1 serving (300 grams) contains 450 calories, 12.0 grams of protein, 15.0 grams of fat, and 60.0 grams of carbohydrates.
Calories |
354.3 | ||
|---|---|---|---|
% Daily Value* |
|||
| Total Fat | 11.8 g | 15% | |
| Saturated Fat | 2.4 g | 12% | |
| Polyunsaturated Fat | 0 g | ||
| Cholesterol | 23.6 mg | 7% | |
| Sodium | 944.9 mg | 41% | |
| Total Carbohydrates | 47.2 g | 17% | |
| Dietary Fiber | 3.1 g | 11% | |
| Sugars | 6.3 g | ||
| protein | 9.4 g | 18% | |
| Vitamin D | 0 mcg | 0% | |
| Calcium | 39.4 mg | 3% | |
| Iron | 1.6 mg | 8% | |
| Potassium | 236.2 mg | 5% | |
* Percent Daily Values are based on a 2,000 calorie diet. Your daily values may be higher or lower depending on your calorie needs.
Thai Drunken Noodles, known as 'Pad Kee Mao' in Thai cuisine, are a stir-fried noodle dish traditionally made with wide rice noodles, vegetables, protein such as chicken or shrimp, and a savory, spicy sauce featuring soy sauce, oyster sauce, and chili. Originating from Thailand, the dish is famous for its bold flavors and aromatic ingredients like garlic and basil, which add depth to its taste. Nutritionally, Thai Drunken Noodles are a balanced meal containing carbohydrates from rice noodles, protein from meat or tofu, and fiber, vitamins, and minerals from assorted vegetables. However, it can be high in sodium due to the sauces used, so portion control and preparation adjustments can make it healthier.
Store leftovers in an airtight container in the refrigerator for up to 2 days. Reheat thoroughly before consuming, adding a splash of water or oil to retain moisture.
A typical serving of Thai Drunken Noodles (about 1.5-2 cups) contains approximately 500-700 calories, depending on the recipe and protein choice.
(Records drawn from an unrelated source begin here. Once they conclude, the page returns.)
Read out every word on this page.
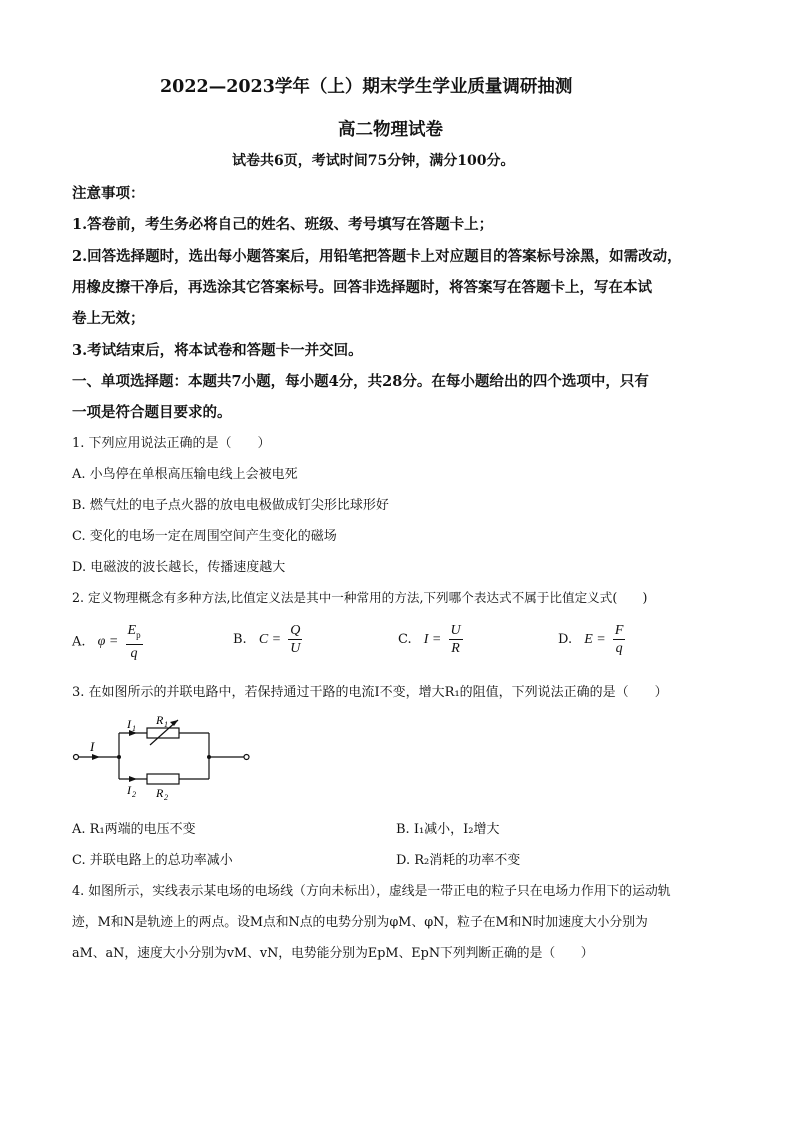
2022—2023学年（上）期末学生学业质量调研抽测
高二物理试卷
试卷共6页，考试时间75分钟，满分100分。
注意事项：
1.答卷前，考生务必将自己的姓名、班级、考号填写在答题卡上；
2.回答选择题时，选出每小题答案后，用铅笔把答题卡上对应题目的答案标号涂黑，如需改动，
用橡皮擦干净后，再选涂其它答案标号。回答非选择题时，将答案写在答题卡上，写在本试
卷上无效；
3.考试结束后，将本试卷和答题卡一并交回。
一、单项选择题：本题共7小题，每小题4分，共28分。在每小题给出的四个选项中，只有
一项是符合题目要求的。
1. 下列应用说法正确的是（　　）
A. 小鸟停在单根高压输电线上会被电死
B. 燃气灶的电子点火器的放电电极做成钉尖形比球形好
C. 变化的电场一定在周围空间产生变化的磁场
D. 电磁波的波长越长，传播速度越大
2. 定义物理概念有多种方法,比值定义法是其中一种常用的方法,下列哪个表达式不属于比值定义式(　　)
A. $\varphi = \frac{E_p}{q}$	B. $C = \frac{Q}{U}$	C. $I = \frac{U}{R}$	D. $E = \frac{F}{q}$
3. 在如图所示的并联电路中，若保持通过干路的电流I不变，增大R₁的阻值，下列说法正确的是（　　）
I
I 1
R 1
I 2 R 2
A. R₁两端的电压不变	B. I₁减小，I₂增大
C. 并联电路上的总功率减小	D. R₂消耗的功率不变
4. 如图所示，实线表示某电场的电场线（方向未标出），虚线是一带正电的粒子只在电场力作用下的运动轨
迹，M和N是轨迹上的两点。设M点和N点的电势分别为φM、φN，粒子在M和N时加速度大小分别为
aM、aN，速度大小分别为vM、vN，电势能分别为EpM、EpN下列判断正确的是（　　）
Protein content varies widely, with tofu providing around 10-15g per serving and meats like chicken or shrimp offering 20-25g per serving.
Thai Drunken Noodles are generally not keto-friendly or low-carb because the noodles, often made from rice, are high in carbohydrates (averaging 40-50g per serving). Consider using shirataki or zucchini noodles as a low-carb alternative while preserving the dish's flavors.
Thai Drunken Noodles can be a balanced dish when prepared with plenty of vegetables and lean protein, providing vitamins, minerals, and essential amino acids. However, the dish may be high in sodium (up to 1,000 mg per serving) due to the use of soy sauce and fish sauce, so moderation is key for those managing sodium intake.
An appropriate portion size for Thai Drunken Noodles is about 1.5-2 cups, which typically includes a mix of noodles, protein, and vegetables. To control calorie intake, consider adding extra vegetables and reducing the noodle portion slightly while ensuring the dish remains satisfying.
Thai Drunken Noodles and Pad Thai have similar calorie levels (500-700 calories per serving), but Drunken Noodles are usually stir-fried in a spicier, soy-based sauce, while Pad Thai often contains tamarind and peanuts, adding sweetness and fat. Drunken Noodles may have slightly more sodium, but both dishes can be made healthier with added vegetables and lean proteins.
Our nutrition data comes from trusted, authoritative sources to ensure accuracy and reliability. Below are specific scientific references and authoritative sources for this food item.
Additional Authoritative Sources:
Daily value percentages based on FDA guidelines. Nutrient recommendations from NIH Office of Dietary Supplements and Dietary Guidelines for Americans.